The Ombudsman issued a report criticising the London Borough of Bromley for its delay in reviewing the care of an elderly man which was “extraordinary and inexcusable”. In her report she says he was living in unsatisfactory conditions at a care home arranged by the Council and receiving an inadequate standard of care for a considerable period of time, perhaps as long as 18 months.

The Ombudsman said there appeared to be no doubt that care standards at the care home were unsatisfactory. A series of poor inspection reports should have put the Council on alert to monitor the contract more closely, but it did not do so and nor did it ask Kent County Council, in whose area the care home was situated, to assist.

‘Mr A’ complained that residential care, arranged by the Council for his father, ‘Mr B’, in a care home out of its own area, was unsatisfactory and led to a deterioration in Mr B’s health until he was moved to another care home about two years later.

After Mr A complained formally to the Council about the standard of care his father was receiving, it appeared only to deal with the matters of fees and finance, and did not properly address the issues Mr A was raising. Later, the Council’s own investigation confirmed it had failed to ensure that Mr B received adequate care.

The Ombudsman says: “Overall, the Council’s failure through the complaint process to accept responsibility for what has happened to Mr B amounts to further maladministration which compounds its earlier faults, and has added to the injustice Mr B and his family have been caused.”

The Ombudsman found that the Council failed to review the care placement and provision for 20 months, delayed in properly investigating the complaint, and refused to accept that it should be responsible for any shortfall in care standards.

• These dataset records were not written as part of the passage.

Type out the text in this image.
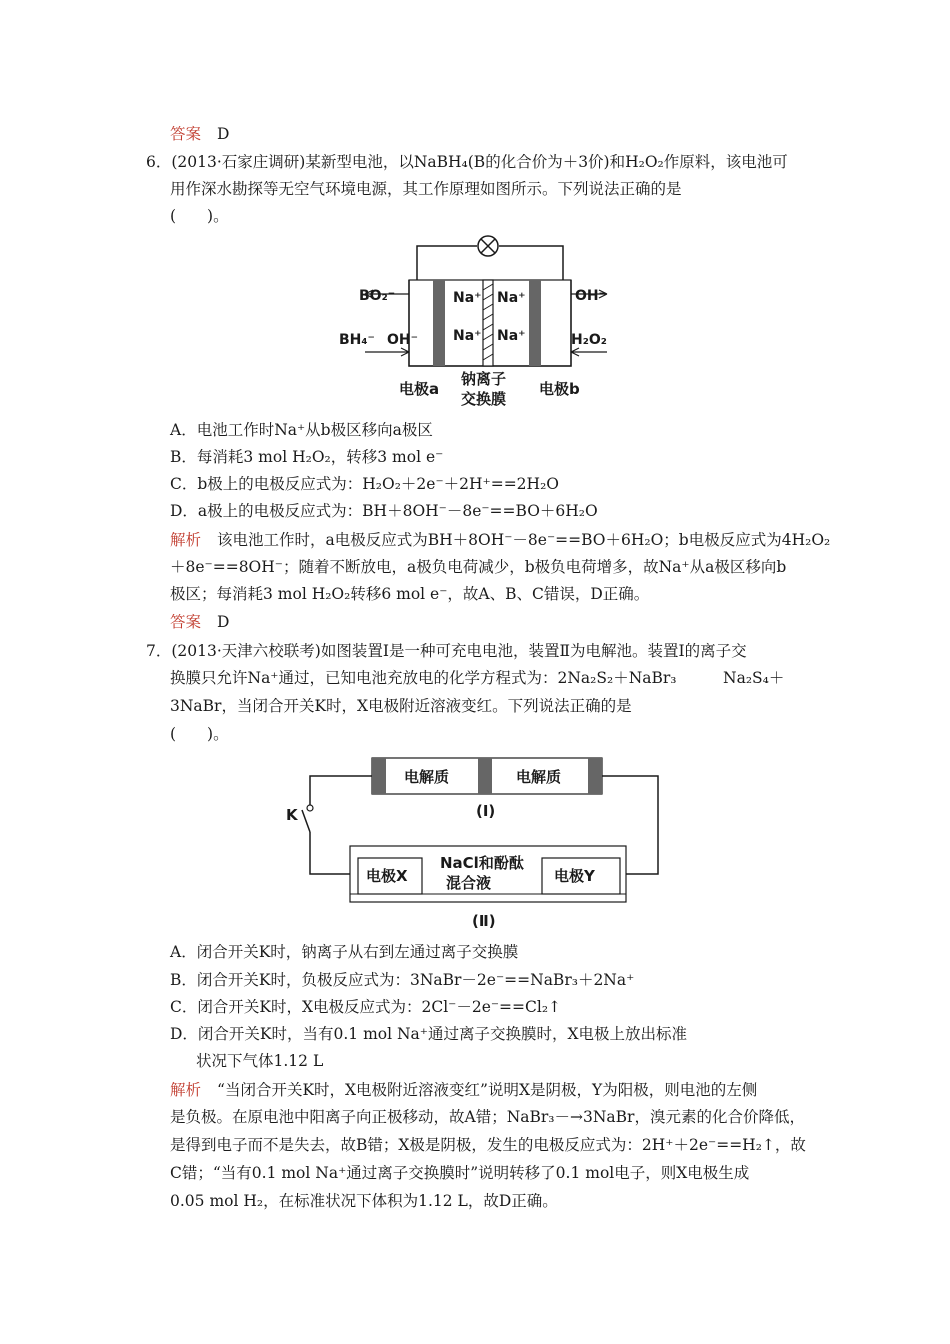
答案 D
6．(2013·石家庄调研)某新型电池，以NaBH₄(B的化合价为＋3价)和H₂O₂作原料，该电池可
用作深水勘探等无空气环境电源，其工作原理如图所示。下列说法正确的是
(　　)。
BO₂⁻
BH₄⁻ OH⁻
Na⁺
Na⁺
Na⁺
Na⁺
OH⁻
H₂O₂
电极a
钠离子
交换膜
电极b
A．电池工作时Na⁺从b极区移向a极区
B．每消耗3 mol H₂O₂，转移3 mol e⁻
C．b极上的电极反应式为：H₂O₂＋2e⁻＋2H⁺==2H₂O
D．a极上的电极反应式为：BH＋8OH⁻－8e⁻==BO＋6H₂O
解析 该电池工作时，a电极反应式为BH＋8OH⁻－8e⁻==BO＋6H₂O；b电极反应式为4H₂O₂
＋8e⁻==8OH⁻；随着不断放电，a极负电荷减少，b极负电荷增多，故Na⁺从a极区移向b
极区；每消耗3 mol H₂O₂转移6 mol e⁻，故A、B、C错误，D正确。
答案 D
7．(2013·天津六校联考)如图装置Ⅰ是一种可充电电池，装置Ⅱ为电解池。装置Ⅰ的离子交
换膜只允许Na⁺通过，已知电池充放电的化学方程式为：2Na₂S₂＋NaBr₃　　　Na₂S₄＋
3NaBr，当闭合开关K时，X电极附近溶液变红。下列说法正确的是
(　　)。
K
电解质	电解质
(Ⅰ)
电极X
NaCl和酚酞
混合液	电极Y
(Ⅱ)
A．闭合开关K时，钠离子从右到左通过离子交换膜
B．闭合开关K时，负极反应式为：3NaBr－2e⁻==NaBr₃＋2Na⁺
C．闭合开关K时，X电极反应式为：2Cl⁻－2e⁻==Cl₂↑
D．闭合开关K时，当有0.1 mol Na⁺通过离子交换膜时，X电极上放出标准
状况下气体1.12 L
解析 “当闭合开关K时，X电极附近溶液变红”说明X是阴极，Y为阳极，则电池的左侧
是负极。在原电池中阳离子向正极移动，故A错；NaBr₃－→3NaBr，溴元素的化合价降低，
是得到电子而不是失去，故B错；X极是阴极，发生的电极反应式为：2H⁺＋2e⁻==H₂↑，故
C错；“当有0.1 mol Na⁺通过离子交换膜时”说明转移了0.1 mol电子，则X电极生成
0.05 mol H₂，在标准状况下体积为1.12 L，故D正确。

She recommends that the Council should:

  • pay £1,000 to Mr B in recognition of the fact that his care is likely, on balance, to have been less than adequate, in addition to its agreement to write off £2,000 owing to the Council
  • pay £1,000 to Mr A in recognition of his separate injustice of uncertainty, distress, time and trouble
  • review its procedures for reviewing and monitoring care home placements
  • review its accounting procedures
  • review its complaints procedures so that the extraordinary and inexcusable delays seen in this case are avoided in future, and
  • report to the Ombudsman in six months the outcome of its procedures review.

For legal reasons, real names are not given in the Ombudsman’s report.